Microsoft Entra and Identity Strategies for Azure Virtual Desktops
Configure Azure Virtual Desktop with the enterprise-grade configurations you’ll want in place for secure authentication, improved connectivity, flexible user data, and service resiliency.
A key enterprise use for the Entra identity suite is the role it plays in enabling and managing Azure Virtual Desktops.
In this presentation Matt McSpirit explains how to configure Azure Virtual Desktop with the enterprise-grade configurations you’ll want in place for secure authentication, improved connectivity, flexible user data, and service resiliency.
- Your options using Azure Active Directory to achieve single sign on and passwordless authentication.
- The newest experiences for using Web Authentication (WebAuthn) to redirect additional authentication factors to local devices.
- RDP Shortpath to optimize connectivity to remote hosts.
- Your options for using FSLogix to manage profile containers.
- Architecting your Azure Virtual Desktop configuration for resiliency, and
- Using Confidential Computing virtual machines to meet even the highest security requirements
Documentation
As the documentation describes Azure Virtual Desktop uses Azure AD for identity and access management. Azure AD integration applies Azure AD security features, such as conditional access, multifactor authentication, and Intelligent Security Graph, and it helps maintain app compatibility in domain-joined VMs.
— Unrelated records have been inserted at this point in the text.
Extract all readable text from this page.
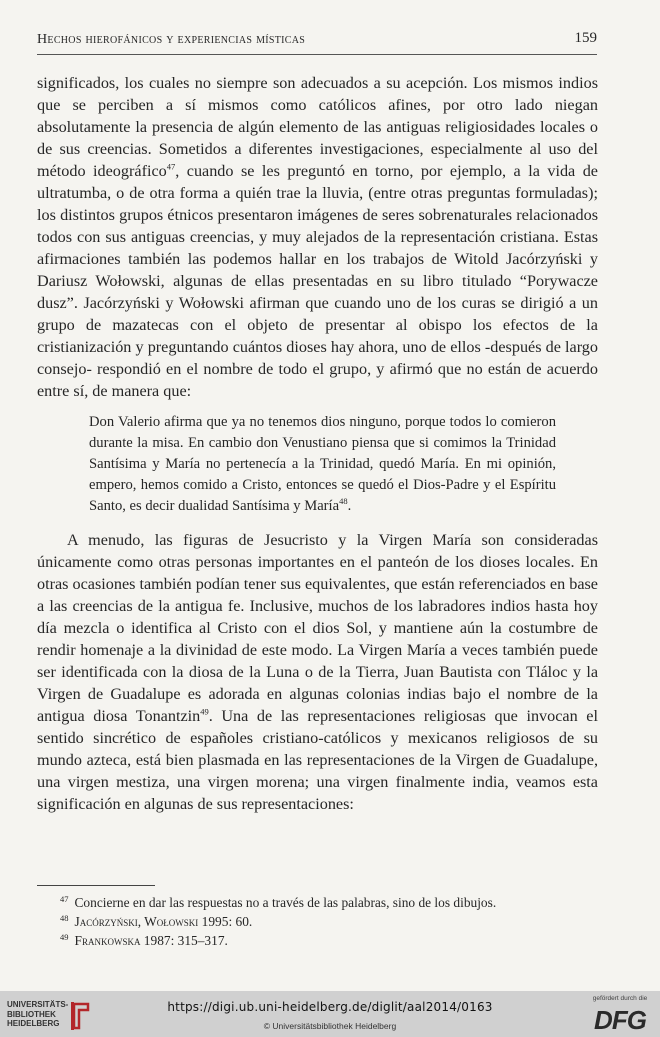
Hechos hierofánicos y experiencias místicas	159

significados, los cuales no siempre son adecuados a su acepción. Los mismos indios que se perciben a sí mismos como católicos afines, por otro lado niegan absolutamente la presencia de algún elemento de las antiguas religiosidades locales o de sus creencias. Sometidos a diferentes investigaciones, especialmente al uso del método ideográfico$^{47}$, cuando se les preguntó en torno, por ejemplo, a la vida de ultratumba, o de otra forma a quién trae la lluvia, (entre otras preguntas formuladas); los distintos grupos étnicos presentaron imágenes de seres sobrenaturales relacionados todos con sus antiguas creencias, y muy alejados de la representación cristiana. Estas afirmaciones también las podemos hallar en los trabajos de Witold Jacórzyński y Dariusz Wołowski, algunas de ellas presentadas en su libro titulado “Porywacze dusz”. Jacórzyński y Wołowski afirman que cuando uno de los curas se dirigió a un grupo de mazatecas con el objeto de presentar al obispo los efectos de la cristianización y preguntando cuántos dioses hay ahora, uno de ellos -después de largo consejo- respondió en el nombre de todo el grupo, y afirmó que no están de acuerdo entre sí, de manera que:

Don Valerio afirma que ya no tenemos dios ninguno, porque todos lo comieron durante la misa. En cambio don Venustiano piensa que si comimos la Trinidad Santísima y María no pertenecía a la Trinidad, quedó María. En mi opinión, empero, hemos comido a Cristo, entonces se quedó el Dios-Padre y el Espíritu Santo, es decir dualidad Santísima y María$^{48}$.

A menudo, las figuras de Jesucristo y la Virgen María son consideradas únicamente como otras personas importantes en el panteón de los dioses locales. En otras ocasiones también podían tener sus equivalentes, que están referenciados en base a las creencias de la antigua fe. Inclusive, muchos de los labradores indios hasta hoy día mezcla o identifica al Cristo con el dios Sol, y mantiene aún la costumbre de rendir homenaje a la divinidad de este modo. La Virgen María a veces también puede ser identificada con la diosa de la Luna o de la Tierra, Juan Bautista con Tláloc y la Virgen de Guadalupe es adorada en algunas colonias indias bajo el nombre de la antigua diosa Tonantzin$^{49}$. Una de las representaciones religiosas que invocan el sentido sincrético de españoles cristiano-católicos y mexicanos religiosos de su mundo azteca, está bien plasmada en las representaciones de la Virgen de Guadalupe, una virgen mestiza, una virgen morena; una virgen finalmente india, veamos esta significación en algunas de sus representaciones:

$^{47}$ Concierne en dar las respuestas no a través de las palabras, sino de los dibujos.
$^{48}$ Jacórzyński, Wołowski 1995: 60.
$^{49}$ Frankowska 1987: 315–317.
UNIVERSITÄTS-
BIBLIOTHEK
HEIDELBERG
https://digi.ub.uni-heidelberg.de/diglit/aal2014/0163
© Universitätsbibliothek Heidelberg
gefördert durch die
DFG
Azure Virtual Desktop supports different types of identities depending on which configuration you choose, and uses Azure role-based access control (RBAC) to control access to resources.
Knowledge Base
The Cloud Adoption Framework describes Identity and access management considerations for Azure Virtual Desktop:
- Deploy Azure AD-joined virtual machines in Azure Virtual Desktop: This article will walk you through the process of deploying and accessing Azure Active Directory joined virtual machines in Azure Virtual Desktop.
- Supported identities and authentication methods: This article provides a brief overview of what kinds of identities and authentication methods you can use in Azure Virtual Desktop.
- Configure single sign-on for Azure Virtual Desktop using Azure AD Authentication: This article will walk you through the process of configuring single sign-on (SSO) using Azure Active Directory (Azure AD) authentication for Azure Virtual Desktop.
- Azure Virtual Desktop enterprise enrollment considerations: It is important for the cloud platform team to understand the existing enterprise enrollment or Active Directory tenant decisions.
- Device Identities: Learn how to configure and manage device identities in Azure AD.
Azure Virtual Desktop is a managed service that provides a Microsoft control plane for your virtual desktop infrastructure. Identity and access management for Azure Virtual Desktop uses Azure role-based access control (RBAC).
- IDAM: Identity and access management for AVD uses Azure role-based access control (RBAC).
- Enrollment: How to organize your enrollment into subscriptions, management groups, and resource groups.
- Authentication: AVD supports different types of identities depending on which configuration you choose.
- Domain Services: Azure Virtual Desktop requires a hosting strategy for domain services. Choose either AD DS or Azure AD DS.
- Hybrid Identities: Azure Virtual Desktop supports hybrid identities through Azure AD, including those federated using AD FS.
- RBAC Roles: Azure Virtual Desktop uses Azure role-based access control (RBAC) to control access to resources.